Canadian documentary Anthropocene: The Human Epoch will be featured in the Spotlight sidebar at the Sundance Film Festival in Park City, Utah, which runs from Jan. 23-Feb. 2, 2019. The festival unveiled its 2019 lineup on Tuesday.
The documentary is the third installment of a series of documentaries by directors Jennifer Baichwal, Nicholas de Pencier, and Edward Burtynsky (pictured) that portrays the devastation to the environment caused by human interference and activity. Anthropocene had its world premiere at the 2018 Toronto International Film Festival and its Sundance screening is termed as an international premiere.

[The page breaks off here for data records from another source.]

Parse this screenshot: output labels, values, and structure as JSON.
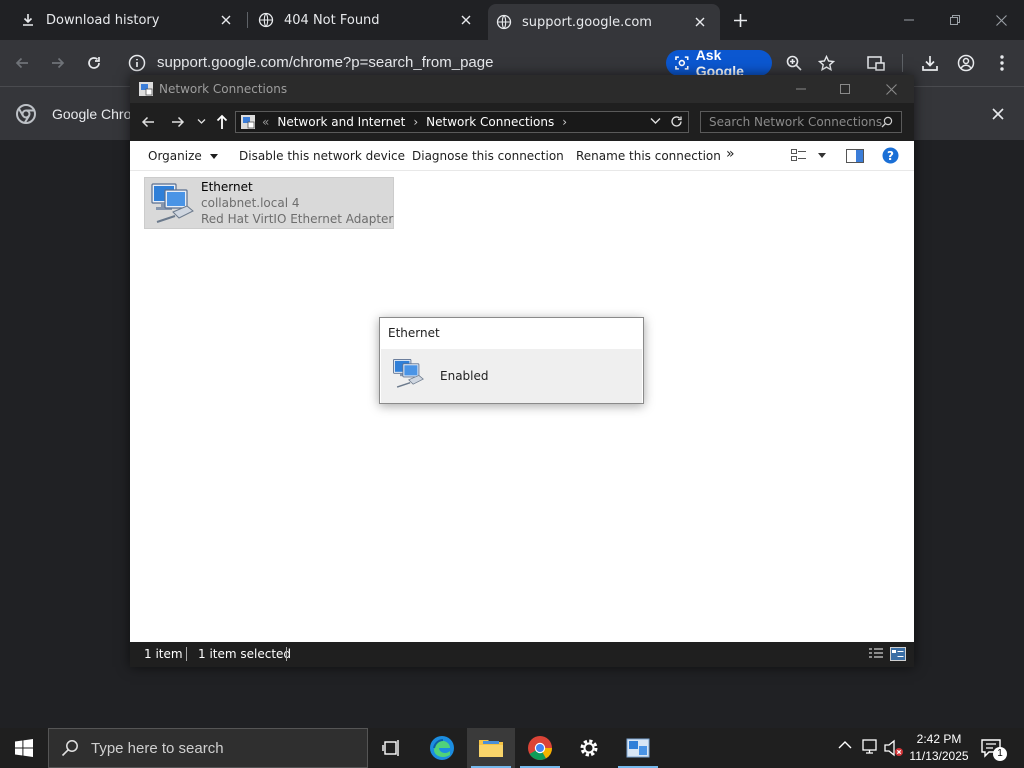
{
  "browser": {
    "tabs": [
      {
        "title": "Download history",
        "icon": "download-icon"
      },
      {
        "title": "404 Not Found",
        "icon": "globe-icon"
      },
      {
        "title": "support.google.com",
        "icon": "globe-icon",
        "active": true
      }
    ],
    "url": "support.google.com/chrome?p=search_from_page",
    "ask_google_label": "Ask Google",
    "infobar_text": "Google Chrom"
  },
  "explorer": {
    "title": "Network Connections",
    "breadcrumb": [
      "Network and Internet",
      "Network Connections"
    ],
    "search_placeholder": "Search Network Connections",
    "commands": {
      "organize": "Organize",
      "disable": "Disable this network device",
      "diagnose": "Diagnose this connection",
      "rename": "Rename this connection",
      "more": "»"
    },
    "items": [
      {
        "name": "Ethernet",
        "network": "collabnet.local 4",
        "adapter": "Red Hat VirtIO Ethernet Adapter"
      }
    ],
    "status": {
      "count": "1 item",
      "selected": "1 item selected"
    }
  },
  "popup": {
    "title": "Ethernet",
    "status": "Enabled"
  },
  "taskbar": {
    "search_placeholder": "Type here to search",
    "time": "2:42 PM",
    "date": "11/13/2025",
    "notification_count": "1"
  },
  "colors": {
    "chrome_bg": "#202124",
    "chrome_toolbar": "#35363a",
    "ask_google_blue": "#0b57d0",
    "explorer_dark": "#1f1f1f",
    "selection_gray": "#d9d9d9",
    "taskbar_bg": "#1f1f1f"
  }
}
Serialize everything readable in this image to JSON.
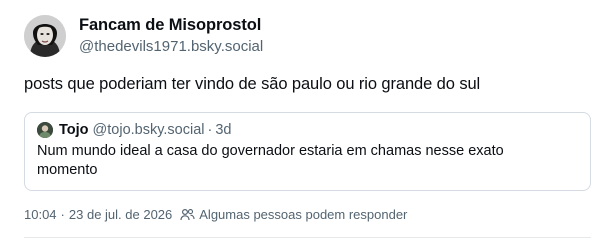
{
  "author": {
    "display_name": "Fancam de Misoprostol",
    "handle": "@thedevils1971.bsky.social"
  },
  "post": {
    "text": "posts que poderiam ter vindo de são paulo ou rio grande do sul"
  },
  "quote": {
    "author_name": "Tojo",
    "author_handle": "@tojo.bsky.social",
    "separator": "·",
    "time": "3d",
    "text": "Num mundo ideal a casa do governador estaria em chamas nesse exato momento"
  },
  "meta": {
    "time": "10:04",
    "separator": "·",
    "date": "23 de jul. de 2026",
    "reply_setting": "Algumas pessoas podem responder",
    "reply_icon": "people-icon"
  },
  "colors": {
    "text": "#0b0f14",
    "muted": "#536471",
    "border": "#d4dbe2"
  }
}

Three Canadian coproductions are also among 12 international documentaries in the World Cinema Documentary competition. Advocate (Israel/Canada/Switzerland), directed by Rachel Leah Jones, Philippe Bellaïche, and produced by Canadian Paul Cadieux (The Triplets of Belleville), follows a Jewish-Israeli lawyer who has represented Palestinian political prisoners for decades. Cadieux is also heading to Sundance with Gaza (Ireland/Canada) from co-directors Garry Keane and Andrew McConnell. The doc, which offers a portrait of the Palestinian city, will make its world premiere at the festival.
Midnight Traveler (U.S./Qatar/U.K./Canada), directed by Hassan Fazili, shows Fazili and his family’s fight for survival after the Taliban placed a bountry on his head and they were forced to flee. The documentary was the recipient of the Hot Doc Film Festival’s CrossCurrent Doc Fund.
There’s a Canadian connection for another project in the lineup, with A24’s Share, written and directed by Pippa Bianco, also slated to screen in the U.S. dramatic competition program. The project was shot in Toronto earlier in the year and is service produced by Matt Code’s Wildling Pictures.
Anthropocene: The Human Epoch was released in Canadian cinemas Sept. 13, 2018, and has earned more than $340,000 in the domestic box office.